Applicants sought for state education board
BISMARCK – School board members in North Dakota’s northern tier of counties are urged by the Department of Public Instruction to consider applying for a regional seat on the State Board of Public-School Education.
The board’s membership includes State School Superintendent Kirsten Baesler, who serves as its executive secretary, and six members who represent groups of counties identified in state law. All six members are appointed by the governor for six-year terms.
Incumbent board member Maria Effertz Hanson plans to resign. A resident of McHenry County, Effertz Hanson represents Benson, Bottineau, Cavalier, McHenry, Pembina, Pierce, Ramsey, Renville, Rolette, Towner and Walsh counties on the board.

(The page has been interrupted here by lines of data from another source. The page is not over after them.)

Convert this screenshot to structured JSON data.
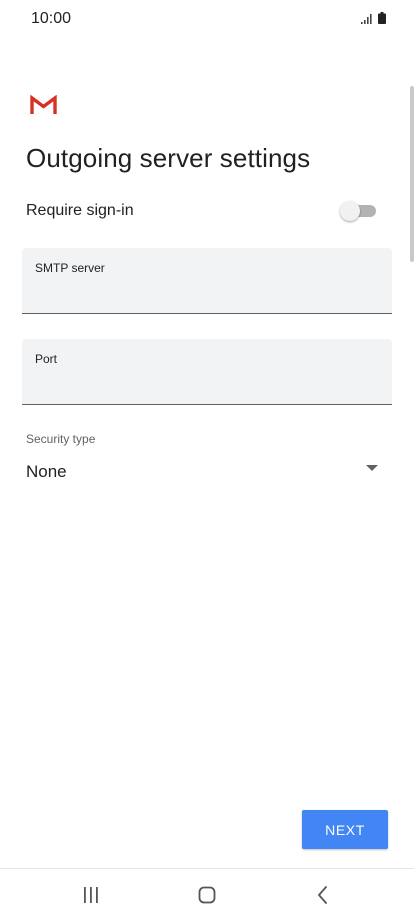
{
  "status_bar": {
    "time": "10:00",
    "icons": [
      "signal-icon",
      "battery-icon"
    ]
  },
  "app": {
    "logo": "gmail-logo",
    "title": "Outgoing server settings"
  },
  "require_signin": {
    "label": "Require sign-in",
    "enabled": false
  },
  "fields": {
    "smtp_server": {
      "label": "SMTP server",
      "value": ""
    },
    "port": {
      "label": "Port",
      "value": ""
    }
  },
  "security": {
    "label": "Security type",
    "selected": "None"
  },
  "actions": {
    "next_label": "NEXT"
  },
  "nav_bar": {
    "buttons": [
      "recent-apps-icon",
      "home-icon",
      "back-icon"
    ]
  },
  "colors": {
    "accent": "#4285f4",
    "gmail_red": "#d93025",
    "field_bg": "#f1f3f4"
  }
}
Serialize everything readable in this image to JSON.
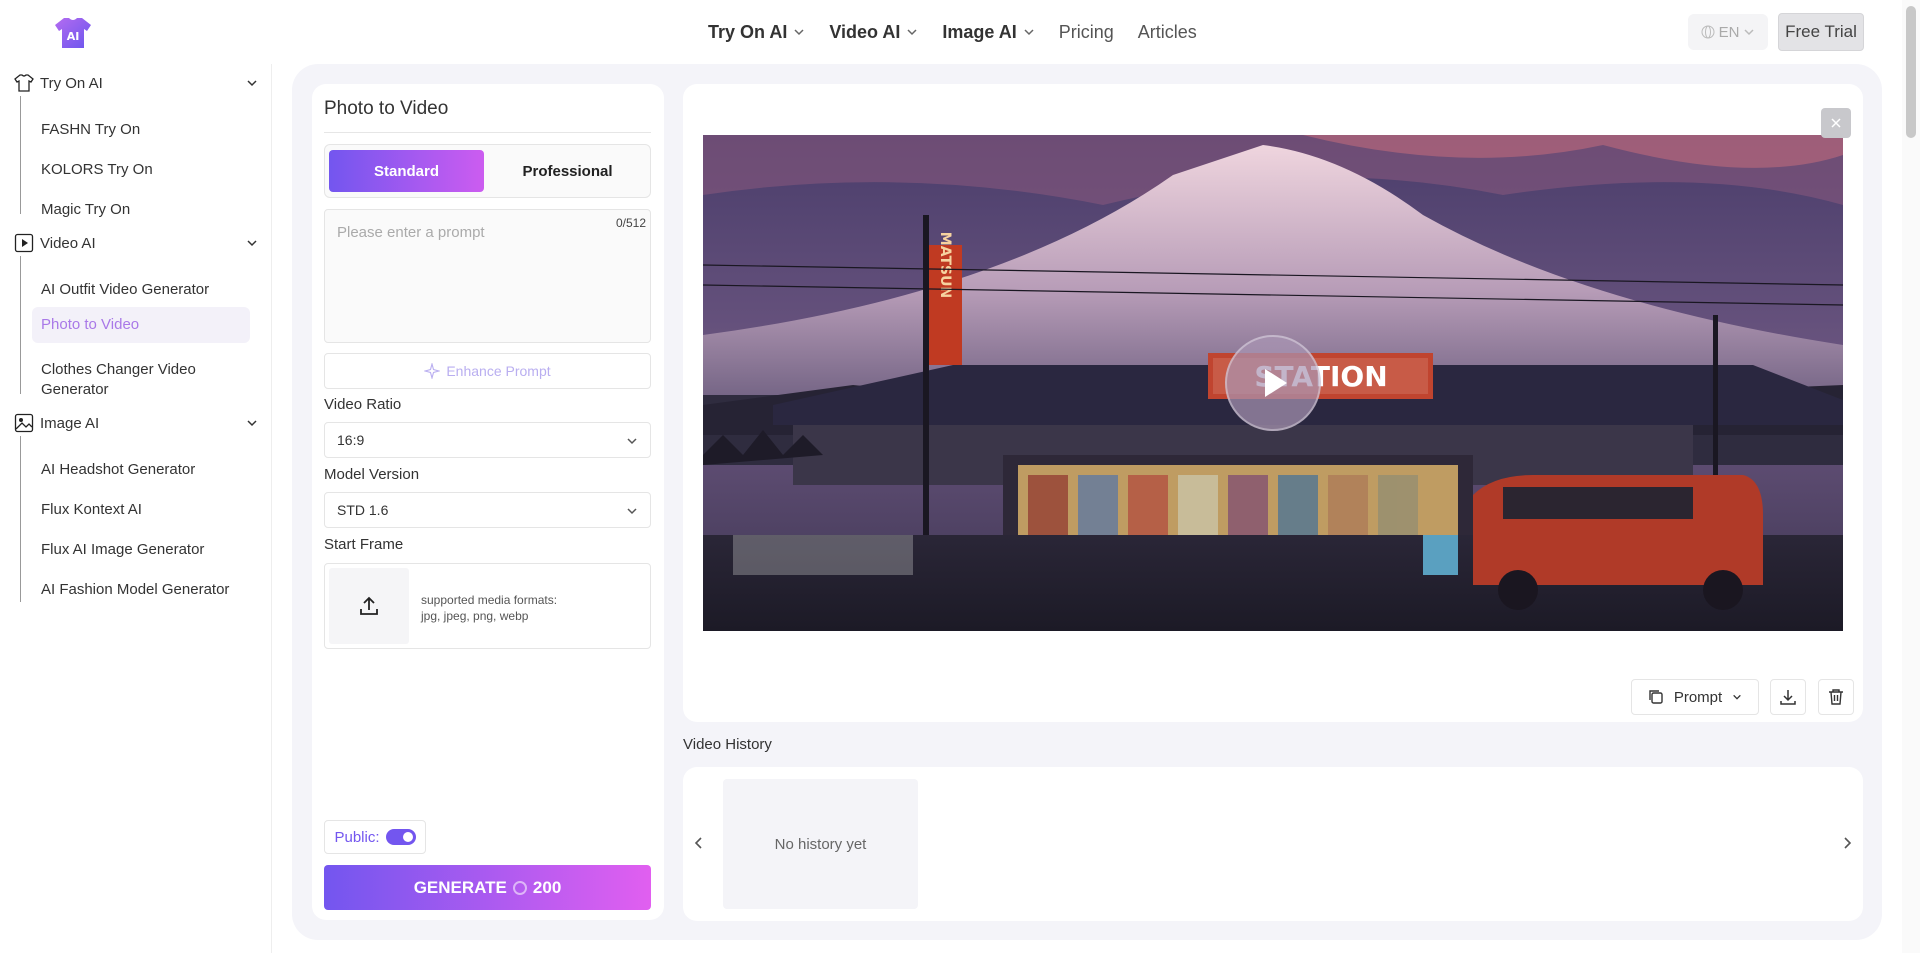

Effertz Hanson’s successor must be a school board member and a resident of one of the 11 specified counties. The person will be chosen to complete Effertz Hanson’s term, which ends June 30, 2024. State law says two of the six appointed board members must be a member of the North Dakota School Boards Association, and Effertz Hanson is one of the two NDSBA members now serving on the board.
Eligible North Dakotans who are interested in succeeding Hanson on the board should apply online through the governor’s office. State law says the governor shall appoint new board members from a list of names submitted by a committee consisting of the president of North Dakota United, the president of the North Dakota Council of Educational Leaders and the president of the North Dakota School Boards Association. The application deadline is Dec. 15.
The Board of Public-School Education acts on requests from school districts to dissolve, reorganize or transfer property. It supervises the development of a state learning continuum, which identifies skills that are crucial for the well-rounded education of a high school graduate. It has charge of the state K-12 Education Coordination Council, which reviews the effectiveness of North Dakota’s education programs. The board’s members also are part of the state Board of Career and Technical Education.
The CTE board will have major new projects to consider soon. During its special session this month, the Legislature approved $88.3 million in grants to develop, equip, and maintain area career centers. Individual grants may total up to $10 million.